Herbert Kloiber wird 1947 in Wien als Sohn eines Industriellen geboren. Seine Eltern überleben das Dritte Reich im Exil. Herbert Kloiber erhält seine Schulbildung in der französischen Schweiz. Er studiert Jura in Wien und promoviert mit 23 Jahren
Familie
Er ist seit 46 Jahren mit Ehefrau Ursula (Bild) verheiratet. Als Patchworkfamilie ziehen sie vier Kinder groß. Kloiber gilt als großer Klassik-Freund und begeisterter Segler mit Hochseejacht
Auszeichnungen
U. a. Tartikoff Legacy Award, den Directorate Award bei den International Emmys, Großes Ehrenzeichen für Verdienste um die Republik
Und wie kam es zum Namen Clasart?
Arthur Rubinstein, der berühmte Pianist, hatte mich auf einem Flug von New York gefragt: Wie heißt denn die neue Firma? Da habe ich die ganze Litanei erzählt. Er meinte, dann nennen Sie sie doch Clasart, mein Familien-Trust für meine Kinder heißt so – abgeleitet von Classic Art. Und obwohl ich das eigentlich gar nicht so hübsch fand, weil das schnell nach „glas-hart“ klingt, hab ich mich nicht getraut, diesen Vorschlag des grandiosen Rubinstein abzulehnen.
Sie erwähnten zuvor, dass sie schon als junger Mensch viele Sprachen konnten.
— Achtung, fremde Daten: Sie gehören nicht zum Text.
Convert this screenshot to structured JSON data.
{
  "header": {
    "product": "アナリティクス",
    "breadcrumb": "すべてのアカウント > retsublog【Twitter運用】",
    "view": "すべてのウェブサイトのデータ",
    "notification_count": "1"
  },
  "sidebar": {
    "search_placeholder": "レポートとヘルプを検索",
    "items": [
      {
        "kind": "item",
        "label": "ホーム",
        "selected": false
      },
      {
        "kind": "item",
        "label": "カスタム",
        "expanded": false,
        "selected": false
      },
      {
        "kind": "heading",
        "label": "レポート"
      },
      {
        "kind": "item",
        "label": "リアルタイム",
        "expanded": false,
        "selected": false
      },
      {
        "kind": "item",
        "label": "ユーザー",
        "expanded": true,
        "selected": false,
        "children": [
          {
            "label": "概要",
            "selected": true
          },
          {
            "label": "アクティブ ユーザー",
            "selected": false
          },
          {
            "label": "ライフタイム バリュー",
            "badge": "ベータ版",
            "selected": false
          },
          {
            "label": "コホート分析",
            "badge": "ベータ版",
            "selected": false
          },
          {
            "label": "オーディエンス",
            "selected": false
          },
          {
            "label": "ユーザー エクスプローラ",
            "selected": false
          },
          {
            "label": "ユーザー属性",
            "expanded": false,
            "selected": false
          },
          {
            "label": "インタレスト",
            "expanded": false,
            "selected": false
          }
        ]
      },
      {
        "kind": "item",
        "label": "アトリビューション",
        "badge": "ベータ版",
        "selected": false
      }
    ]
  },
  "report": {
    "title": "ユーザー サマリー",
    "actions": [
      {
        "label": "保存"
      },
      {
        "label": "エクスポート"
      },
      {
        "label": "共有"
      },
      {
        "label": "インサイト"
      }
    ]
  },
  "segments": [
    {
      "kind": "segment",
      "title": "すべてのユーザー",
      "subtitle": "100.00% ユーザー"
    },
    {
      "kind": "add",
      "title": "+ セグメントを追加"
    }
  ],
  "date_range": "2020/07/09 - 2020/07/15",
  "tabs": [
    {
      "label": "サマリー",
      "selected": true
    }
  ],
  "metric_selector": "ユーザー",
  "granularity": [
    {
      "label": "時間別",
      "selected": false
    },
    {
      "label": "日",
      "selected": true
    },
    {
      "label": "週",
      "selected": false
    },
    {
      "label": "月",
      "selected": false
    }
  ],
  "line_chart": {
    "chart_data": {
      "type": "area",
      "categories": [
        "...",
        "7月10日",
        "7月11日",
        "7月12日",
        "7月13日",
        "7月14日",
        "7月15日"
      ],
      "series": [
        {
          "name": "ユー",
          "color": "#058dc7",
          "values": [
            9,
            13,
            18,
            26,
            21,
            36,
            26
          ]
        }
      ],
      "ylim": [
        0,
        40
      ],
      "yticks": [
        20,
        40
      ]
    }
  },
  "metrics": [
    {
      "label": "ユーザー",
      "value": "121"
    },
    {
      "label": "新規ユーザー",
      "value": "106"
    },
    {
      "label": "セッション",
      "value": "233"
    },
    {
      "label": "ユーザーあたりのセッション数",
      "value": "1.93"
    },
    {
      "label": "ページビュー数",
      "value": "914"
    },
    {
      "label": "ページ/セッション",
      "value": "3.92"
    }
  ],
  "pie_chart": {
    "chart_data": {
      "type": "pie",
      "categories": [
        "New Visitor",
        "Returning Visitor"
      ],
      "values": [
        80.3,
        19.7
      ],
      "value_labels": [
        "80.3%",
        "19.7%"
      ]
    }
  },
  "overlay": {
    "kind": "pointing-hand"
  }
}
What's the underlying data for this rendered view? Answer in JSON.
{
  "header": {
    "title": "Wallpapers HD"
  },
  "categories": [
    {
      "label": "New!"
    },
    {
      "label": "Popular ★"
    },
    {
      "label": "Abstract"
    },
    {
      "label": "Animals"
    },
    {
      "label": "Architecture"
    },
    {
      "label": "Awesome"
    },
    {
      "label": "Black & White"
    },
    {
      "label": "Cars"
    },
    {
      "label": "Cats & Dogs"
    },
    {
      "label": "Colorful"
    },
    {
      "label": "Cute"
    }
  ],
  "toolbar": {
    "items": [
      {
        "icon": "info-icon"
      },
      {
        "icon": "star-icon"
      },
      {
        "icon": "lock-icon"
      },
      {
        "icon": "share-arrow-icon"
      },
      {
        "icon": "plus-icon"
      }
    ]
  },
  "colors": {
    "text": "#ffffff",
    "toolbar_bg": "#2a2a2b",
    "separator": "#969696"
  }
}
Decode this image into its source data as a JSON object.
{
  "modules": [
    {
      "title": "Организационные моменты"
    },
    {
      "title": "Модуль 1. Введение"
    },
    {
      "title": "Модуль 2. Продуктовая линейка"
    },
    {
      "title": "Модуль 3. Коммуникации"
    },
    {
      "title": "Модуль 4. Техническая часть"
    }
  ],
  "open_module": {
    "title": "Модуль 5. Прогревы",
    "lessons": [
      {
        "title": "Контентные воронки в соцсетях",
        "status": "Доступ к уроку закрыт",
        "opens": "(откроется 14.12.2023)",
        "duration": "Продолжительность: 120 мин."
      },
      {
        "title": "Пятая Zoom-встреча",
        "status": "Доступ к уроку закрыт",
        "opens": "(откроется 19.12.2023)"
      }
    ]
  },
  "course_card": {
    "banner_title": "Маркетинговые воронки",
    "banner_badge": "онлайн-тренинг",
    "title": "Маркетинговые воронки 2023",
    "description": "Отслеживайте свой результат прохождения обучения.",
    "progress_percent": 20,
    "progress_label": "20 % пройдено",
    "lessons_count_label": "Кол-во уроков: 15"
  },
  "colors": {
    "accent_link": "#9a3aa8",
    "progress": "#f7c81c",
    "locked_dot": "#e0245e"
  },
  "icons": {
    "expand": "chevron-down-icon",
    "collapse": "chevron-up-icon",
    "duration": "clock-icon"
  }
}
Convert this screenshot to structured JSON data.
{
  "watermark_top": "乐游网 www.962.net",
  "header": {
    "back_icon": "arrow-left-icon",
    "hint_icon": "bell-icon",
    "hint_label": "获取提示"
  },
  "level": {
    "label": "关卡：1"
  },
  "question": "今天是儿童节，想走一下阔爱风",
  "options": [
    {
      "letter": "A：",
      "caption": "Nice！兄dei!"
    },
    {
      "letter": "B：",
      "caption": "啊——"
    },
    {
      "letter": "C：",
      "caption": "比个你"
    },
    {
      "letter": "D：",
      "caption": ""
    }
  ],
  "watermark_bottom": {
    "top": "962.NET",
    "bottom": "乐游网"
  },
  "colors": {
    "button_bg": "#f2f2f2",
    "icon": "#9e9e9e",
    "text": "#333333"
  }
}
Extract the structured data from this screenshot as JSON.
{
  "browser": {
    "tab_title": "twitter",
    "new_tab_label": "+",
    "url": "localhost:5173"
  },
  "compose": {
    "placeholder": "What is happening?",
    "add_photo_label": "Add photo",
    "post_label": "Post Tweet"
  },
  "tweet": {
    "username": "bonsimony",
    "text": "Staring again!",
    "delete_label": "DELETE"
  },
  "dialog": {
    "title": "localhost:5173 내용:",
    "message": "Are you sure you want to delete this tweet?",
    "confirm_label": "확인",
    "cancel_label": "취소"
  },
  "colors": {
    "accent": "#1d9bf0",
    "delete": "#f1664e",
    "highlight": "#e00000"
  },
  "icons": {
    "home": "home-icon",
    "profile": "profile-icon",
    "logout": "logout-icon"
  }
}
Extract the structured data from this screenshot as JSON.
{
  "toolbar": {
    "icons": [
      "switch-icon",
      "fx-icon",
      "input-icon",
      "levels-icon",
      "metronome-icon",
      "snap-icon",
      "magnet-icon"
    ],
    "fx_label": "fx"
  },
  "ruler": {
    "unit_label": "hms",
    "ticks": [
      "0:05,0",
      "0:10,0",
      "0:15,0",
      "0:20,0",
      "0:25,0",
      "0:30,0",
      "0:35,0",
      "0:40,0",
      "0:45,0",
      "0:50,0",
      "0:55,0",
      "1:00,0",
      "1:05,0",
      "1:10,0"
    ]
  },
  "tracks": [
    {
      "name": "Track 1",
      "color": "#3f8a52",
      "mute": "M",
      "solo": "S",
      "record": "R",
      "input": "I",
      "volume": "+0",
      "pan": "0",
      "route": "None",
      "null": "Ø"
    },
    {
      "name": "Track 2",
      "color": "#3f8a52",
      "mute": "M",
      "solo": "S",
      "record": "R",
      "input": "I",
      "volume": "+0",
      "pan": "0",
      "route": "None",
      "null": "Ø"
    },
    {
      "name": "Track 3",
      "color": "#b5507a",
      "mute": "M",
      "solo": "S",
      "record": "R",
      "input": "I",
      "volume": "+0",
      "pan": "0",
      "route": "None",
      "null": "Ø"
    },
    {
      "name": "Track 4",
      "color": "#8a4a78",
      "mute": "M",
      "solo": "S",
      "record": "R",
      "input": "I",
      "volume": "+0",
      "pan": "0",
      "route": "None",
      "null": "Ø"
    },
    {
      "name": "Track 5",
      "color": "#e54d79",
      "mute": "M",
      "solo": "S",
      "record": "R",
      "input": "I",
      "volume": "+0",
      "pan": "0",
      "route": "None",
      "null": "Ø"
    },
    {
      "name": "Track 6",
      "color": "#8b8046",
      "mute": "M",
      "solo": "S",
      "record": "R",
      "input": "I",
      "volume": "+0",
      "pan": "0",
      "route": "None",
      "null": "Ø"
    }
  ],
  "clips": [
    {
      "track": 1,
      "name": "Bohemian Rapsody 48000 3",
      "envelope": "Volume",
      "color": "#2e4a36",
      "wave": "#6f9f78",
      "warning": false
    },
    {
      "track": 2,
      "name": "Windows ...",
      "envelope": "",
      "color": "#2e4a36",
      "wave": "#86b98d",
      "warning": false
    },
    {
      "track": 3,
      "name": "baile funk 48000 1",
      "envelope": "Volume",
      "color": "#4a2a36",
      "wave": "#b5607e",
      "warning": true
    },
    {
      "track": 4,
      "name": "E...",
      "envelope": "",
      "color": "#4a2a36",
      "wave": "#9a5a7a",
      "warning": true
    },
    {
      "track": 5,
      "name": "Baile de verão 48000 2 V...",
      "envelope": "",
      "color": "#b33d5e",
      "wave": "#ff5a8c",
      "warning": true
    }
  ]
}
Ist es richtig, dass französisch im Grunde zur Muttersprache bei ihnen wurde?
Im Alter zwischen 9 und 18 war meine ganze Schulzeit auf Französisch, ich war in einem Internat in der französischen Schweiz, wo es keinen Deutsch-Unterricht gab, dafür aber andere Sprachen. Alles, auch Mathematik usw. wurde auf Französisch unterrichtet. Mit 18, als ich dann in Wien Jura studiert habe, u. a. zusammen mit dem Sohn von Bruno Kreisky, da war es dann halt so, dass der Professor bei Seminararbeiten gesagt hat: Kollege Kloiber, wenn Sie doch bitte „ich bin“ nur mit einem „n“ schreiben könnten. Also so ungefähr war meine Orthografie.
Sie hatten sich nach der spontanen Trennung von Kirch, erhofft, dass sie Unterstützung von ihrem Vater, ein großer Unternehmer, erhalten?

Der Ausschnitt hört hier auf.